Scheme to set one of the input or output discharges to a given value, or a value determined from an input list.

This scheme can be applied inside ReservoirModel.apply_schemes().

Note

This scheme cannot be used in combination with ReservoirModel.apply_poolq(), or ReservoirModel.apply_passflow() if the target variable is Q_out.

Parameters:
  • target_variableQOutControlVar (default: Q_TURBINE) The variable that is to be set. Needs to be an internal variable, limited to discharges.

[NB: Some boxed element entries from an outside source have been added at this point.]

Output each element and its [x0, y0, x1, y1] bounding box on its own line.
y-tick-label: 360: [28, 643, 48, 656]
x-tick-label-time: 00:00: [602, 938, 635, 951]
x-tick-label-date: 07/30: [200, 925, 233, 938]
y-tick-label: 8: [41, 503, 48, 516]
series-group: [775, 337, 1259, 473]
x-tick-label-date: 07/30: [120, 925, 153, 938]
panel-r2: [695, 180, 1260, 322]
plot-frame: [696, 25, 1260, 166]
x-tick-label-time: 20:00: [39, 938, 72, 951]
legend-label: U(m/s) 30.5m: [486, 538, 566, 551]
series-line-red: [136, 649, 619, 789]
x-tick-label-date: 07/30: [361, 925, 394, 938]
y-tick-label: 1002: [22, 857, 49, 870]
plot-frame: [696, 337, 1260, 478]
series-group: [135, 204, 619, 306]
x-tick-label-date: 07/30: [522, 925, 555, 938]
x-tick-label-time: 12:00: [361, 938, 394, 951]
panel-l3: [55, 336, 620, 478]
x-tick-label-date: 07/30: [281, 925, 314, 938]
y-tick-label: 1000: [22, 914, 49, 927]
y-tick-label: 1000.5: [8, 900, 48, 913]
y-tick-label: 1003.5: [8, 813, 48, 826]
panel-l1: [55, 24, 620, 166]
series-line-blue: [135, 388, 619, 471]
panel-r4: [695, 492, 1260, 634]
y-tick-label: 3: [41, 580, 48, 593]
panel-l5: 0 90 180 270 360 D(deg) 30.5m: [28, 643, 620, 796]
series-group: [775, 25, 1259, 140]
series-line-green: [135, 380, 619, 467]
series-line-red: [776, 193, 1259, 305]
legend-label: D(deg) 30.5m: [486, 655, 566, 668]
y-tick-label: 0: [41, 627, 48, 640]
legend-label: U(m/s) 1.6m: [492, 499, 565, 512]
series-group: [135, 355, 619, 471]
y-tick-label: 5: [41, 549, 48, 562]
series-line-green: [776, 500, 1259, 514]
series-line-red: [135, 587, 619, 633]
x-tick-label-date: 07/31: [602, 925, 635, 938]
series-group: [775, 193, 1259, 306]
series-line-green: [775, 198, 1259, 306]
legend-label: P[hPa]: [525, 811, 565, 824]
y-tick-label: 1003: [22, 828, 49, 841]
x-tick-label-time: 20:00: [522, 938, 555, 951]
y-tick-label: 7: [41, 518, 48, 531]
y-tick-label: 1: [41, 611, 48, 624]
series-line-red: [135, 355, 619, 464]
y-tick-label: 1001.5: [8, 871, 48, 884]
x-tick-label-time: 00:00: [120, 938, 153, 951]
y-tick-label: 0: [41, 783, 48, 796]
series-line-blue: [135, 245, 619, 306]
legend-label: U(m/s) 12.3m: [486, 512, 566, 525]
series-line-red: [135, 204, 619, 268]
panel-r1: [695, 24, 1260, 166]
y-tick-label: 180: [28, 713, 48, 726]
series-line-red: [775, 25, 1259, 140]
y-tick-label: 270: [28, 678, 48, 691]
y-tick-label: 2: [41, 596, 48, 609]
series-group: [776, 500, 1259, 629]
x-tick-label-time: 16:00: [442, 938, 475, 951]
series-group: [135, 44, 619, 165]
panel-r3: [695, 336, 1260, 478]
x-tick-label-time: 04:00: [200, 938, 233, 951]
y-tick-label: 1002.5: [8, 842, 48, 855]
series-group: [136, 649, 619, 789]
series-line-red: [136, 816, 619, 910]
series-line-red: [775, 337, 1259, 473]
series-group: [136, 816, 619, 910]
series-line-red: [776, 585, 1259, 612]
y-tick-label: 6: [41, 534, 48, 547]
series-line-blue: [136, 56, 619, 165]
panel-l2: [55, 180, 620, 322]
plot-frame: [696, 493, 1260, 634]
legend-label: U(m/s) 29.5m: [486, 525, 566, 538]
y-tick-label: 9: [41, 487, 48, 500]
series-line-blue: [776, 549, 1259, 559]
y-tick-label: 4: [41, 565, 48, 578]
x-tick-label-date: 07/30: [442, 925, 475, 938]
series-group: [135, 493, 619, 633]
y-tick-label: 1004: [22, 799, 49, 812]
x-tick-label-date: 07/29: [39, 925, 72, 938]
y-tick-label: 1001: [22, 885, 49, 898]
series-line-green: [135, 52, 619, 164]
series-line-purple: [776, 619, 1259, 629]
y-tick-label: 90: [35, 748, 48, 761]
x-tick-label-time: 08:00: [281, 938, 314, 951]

  • input_type – str (default: ‘timeseries’) The type of target data. Either ‘timeseries’ or ‘parameter’. If it is a timeseries, the timeseries is assumed to have a regular time interval.

  • input_data – str | float | list[float] (default: None) Single value or a list of values for each time step to set the target. It can also be a name of a parameter or input variable.

  • apply_func

    str (default: ‘MEAN’) Function that is used to find the fixed_value if input_type = ‘timeseries’.

    • ’MEAN’ (default): Finds the average value, excluding nan-values.

    • ’MIN’: Finds the minimum value, excluding nan-values.

    • ’MAX’: Finds the maximum value, excluding nan-values.

    • ’INST’: Finds the value marked by the corresponding timestep ‘t’. If the selected value is NaN, nan_option determines the procedure to find a valid value.

  • timestep – int (default: None) The timestep at which the input data should be read at if input_type = ‘timeseries’, the default is the current timestep of the simulation run.

  • nan_option

    str (default: None) the user can indicate the action to be take if missing values are found. Usable in combination with input_type = ‘timeseries’ and apply_func = ‘INST’.

    • ’MEAN’: It will take the mean of the timeseries excluding nans.

    • ’PREV’: It attempts to find the closest previous valid data point.

    • ’NEXT’: It attempts to find the closest next valid data point.

    • ’CLOSEST’: It attempts to find the closest valid data point, either backwards or forward. If same distance, take average.

    • ’INTERP’: Interpolates linearly between the closest forward and backward data points.